Anas-al-Sharif era un giornalista di Al Jazeera, la più autorevole emittente nel mondo arabo, che trasmette in 150 paesi ed è seguita da oltre mezzo miliardo di persone.
Al Jazeera deve tutto alla famiglia al-Thani, che governa il Qatar dal 1825. Fu l’emiro Hamad bin Khalifa al-Thani a fondarla nel 1996, prelevando il denaro necessario da un fondo sovrano di oltre 600 miliardi di Euro di cui la famiglia, e soltanto la famiglia, dispone liberamente.
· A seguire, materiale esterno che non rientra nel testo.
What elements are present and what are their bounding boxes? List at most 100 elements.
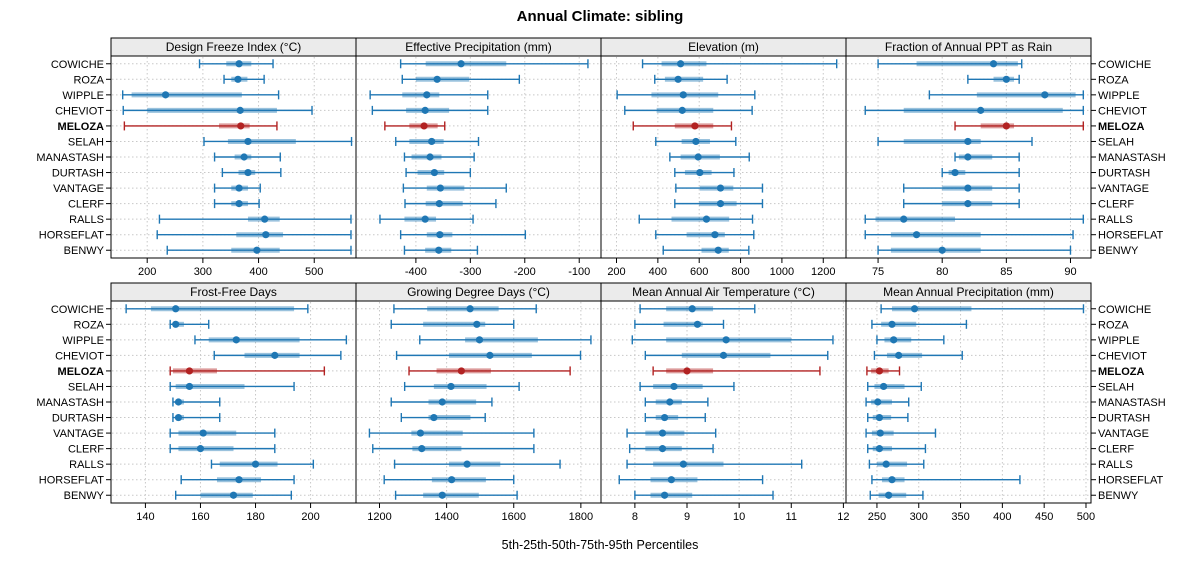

Al Jazeera è stata fondata, è controllata e finanziata dal classico uomo solo al comando: l’emiro del Qatar, che nomina ciascun membro del governo che presiede di diritto e, dal 2024, anche tutti i parlamentari. Uno che di recente ha da solo introdotto nel codice penale qatariota l’art. 136-bis, che prevede fino a cinque anni di carcere per «chiunque diffonda, pubblichi o ripubblichi notizie non confermate». Non confermate da chi, è facile intuirlo.
Insomma, una realtà lontana anni luce da quella imposta, ad esempio, dalla nostra Carta dei Doveri del Giornalista: «La responsabilità del giornalista verso i cittadini prevale sempre nei confronti di qualsiasi altra. II giornalista non può mai subordinarla ad interessi di altri e particolarmente a quelli dell’editore, del governo o di altri organismi dello Stato».
Meglio non va a Gaza, dove alcuni giornalisti palestinesi, che avevano documentato le proteste contro Hamas, sono stati accusati di spionaggio. A Gaza, un giornalista che documenta una verità scomoda per Hamas è considerato una spia. E’ così da quando Hamas ha preso il potere nella Striscia, ormai vent’anni fa.
Io non so se Anas-al-Sharif credeva nell’art. 136-bis del codice penale qatariota. In ogni caso, era quello il faro nei suoi reportage su Gaza. Ne deriva una figura per la quale non è possibile tracciare alcuna similitudine con un giornalista che operi in un sistema democratico, dove il dovere di verità prevale sempre su qualsiasi altro interesse. Chi dipende da un’emittente qatariota non può, per giunta a Gaza e al cospetto di Hamas, esercitare alcuna libertà di stampa.
E’ dunque improprio parlare di «attacco alla libertà di stampa», come si sono espressi in diversi. Si tratta soltanto dell’ennesima tragedia gazawa.